Greg Bales

Cicada Love

Every summer around the middle of July attention in my house turns to cicadas, not because that’s when they begin to leave their discarded skins all over town and sing to keep us up in the evening, but because that’s when Newton begs every hour to be taken for a walk and stares gloomily out the window when we don’t. The reason? He eats cicadas. No, that’s not strong enough. In summer, my dog’s every thought is about cicadas. Could he devise a way to climb out on the branches of trees and catch their crunchy little bodies between his teeth, he would. When we do take him out, he sniffs unmolted nymphs out of the grass, jumps to snatch flying adults out of the sky, and grabs deceased cicadas from the sidewalk. All of these he gobbles up. When he grabs a live adult, it buzzes its buzzy sound—a final loud, brief scream—and then all goes silent. Unsatisfied, like an eighteenth-century New World naturalist, he begins the search for another. And another. And another. At night, as the cicadas he hasn’t eaten sing him to sleep, he dreams of eating them.

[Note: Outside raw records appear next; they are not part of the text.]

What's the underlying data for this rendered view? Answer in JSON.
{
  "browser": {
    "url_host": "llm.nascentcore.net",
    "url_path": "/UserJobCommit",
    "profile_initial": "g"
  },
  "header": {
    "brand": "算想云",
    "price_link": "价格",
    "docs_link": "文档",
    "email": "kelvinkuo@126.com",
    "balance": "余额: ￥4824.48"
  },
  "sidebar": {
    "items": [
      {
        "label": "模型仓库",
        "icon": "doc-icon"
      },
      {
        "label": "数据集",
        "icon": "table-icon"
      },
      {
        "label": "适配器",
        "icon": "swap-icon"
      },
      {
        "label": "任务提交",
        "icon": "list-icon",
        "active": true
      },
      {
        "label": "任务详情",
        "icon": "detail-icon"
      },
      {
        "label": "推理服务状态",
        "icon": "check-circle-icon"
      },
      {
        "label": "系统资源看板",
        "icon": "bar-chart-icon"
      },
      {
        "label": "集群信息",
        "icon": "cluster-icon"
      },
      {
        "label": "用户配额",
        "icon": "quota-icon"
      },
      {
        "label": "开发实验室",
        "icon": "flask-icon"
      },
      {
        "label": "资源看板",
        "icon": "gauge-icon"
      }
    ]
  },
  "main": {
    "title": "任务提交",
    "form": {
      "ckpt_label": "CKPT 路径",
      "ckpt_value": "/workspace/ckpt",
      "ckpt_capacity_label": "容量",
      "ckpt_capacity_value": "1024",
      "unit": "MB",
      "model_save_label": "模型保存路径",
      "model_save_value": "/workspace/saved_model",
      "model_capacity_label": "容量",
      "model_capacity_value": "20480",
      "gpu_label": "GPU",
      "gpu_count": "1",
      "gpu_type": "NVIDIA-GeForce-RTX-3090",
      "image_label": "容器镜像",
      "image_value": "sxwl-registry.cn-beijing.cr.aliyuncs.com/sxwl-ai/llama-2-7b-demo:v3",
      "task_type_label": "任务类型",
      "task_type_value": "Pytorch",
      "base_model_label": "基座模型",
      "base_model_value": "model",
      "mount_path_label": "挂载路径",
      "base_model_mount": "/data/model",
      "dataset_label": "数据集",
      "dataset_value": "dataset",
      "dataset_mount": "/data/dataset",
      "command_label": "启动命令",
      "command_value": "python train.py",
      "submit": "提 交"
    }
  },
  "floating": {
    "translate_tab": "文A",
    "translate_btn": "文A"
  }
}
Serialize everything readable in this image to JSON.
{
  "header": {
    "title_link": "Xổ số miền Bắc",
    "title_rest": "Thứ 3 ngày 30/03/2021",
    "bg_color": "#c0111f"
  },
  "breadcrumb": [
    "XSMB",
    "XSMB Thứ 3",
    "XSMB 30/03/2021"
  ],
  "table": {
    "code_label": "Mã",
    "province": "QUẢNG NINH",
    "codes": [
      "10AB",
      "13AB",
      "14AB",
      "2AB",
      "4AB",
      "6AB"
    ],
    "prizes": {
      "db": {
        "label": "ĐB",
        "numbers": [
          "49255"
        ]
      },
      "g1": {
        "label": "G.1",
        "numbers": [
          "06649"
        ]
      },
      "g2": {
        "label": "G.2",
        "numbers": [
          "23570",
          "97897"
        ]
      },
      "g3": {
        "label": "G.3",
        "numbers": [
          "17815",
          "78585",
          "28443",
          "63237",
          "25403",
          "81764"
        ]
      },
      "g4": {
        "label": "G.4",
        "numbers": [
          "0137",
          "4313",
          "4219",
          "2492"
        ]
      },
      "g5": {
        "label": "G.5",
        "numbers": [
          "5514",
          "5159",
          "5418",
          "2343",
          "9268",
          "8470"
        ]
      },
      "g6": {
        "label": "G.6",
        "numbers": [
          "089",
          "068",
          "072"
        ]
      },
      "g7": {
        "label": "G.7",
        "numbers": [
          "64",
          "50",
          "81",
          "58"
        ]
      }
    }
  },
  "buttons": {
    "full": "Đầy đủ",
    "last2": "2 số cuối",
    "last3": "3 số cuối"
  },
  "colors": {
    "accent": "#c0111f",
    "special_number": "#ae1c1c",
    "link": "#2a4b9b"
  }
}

About the time Newton was in full frenzy, Claudia McGehee published a lovely little poem:

Cicada Love1

Cicadas in the summer trees
Possess a choral expertise.
Tummy muscles trill in song,
“Wee-ooooh-Wee-ooooh”
all day long.
You are searching for a wife,
to share your leafy insect life.
Armored body, jerky gait,
eyes that seem to contemplate.
See-through wings and legs askew,
you shed a skin,
And now you’re new!
Prehistoric wonder bug,
Could another love your mug?
Good luck out there,
With Cupid’s call
and may you find your one and all.
I have one fear, I must confess
Please do not fly up my dress.

—Claudia McGehee2

1 OMG this drawing is SO CUTE.

2 McGehee is an artist and illustrator who lives in Iowa City, makes wonderful books like A Woodland Counting Book and A Tallgrass Prairie Alphabet, and writes a nifty blog about her work. You should buy something from her.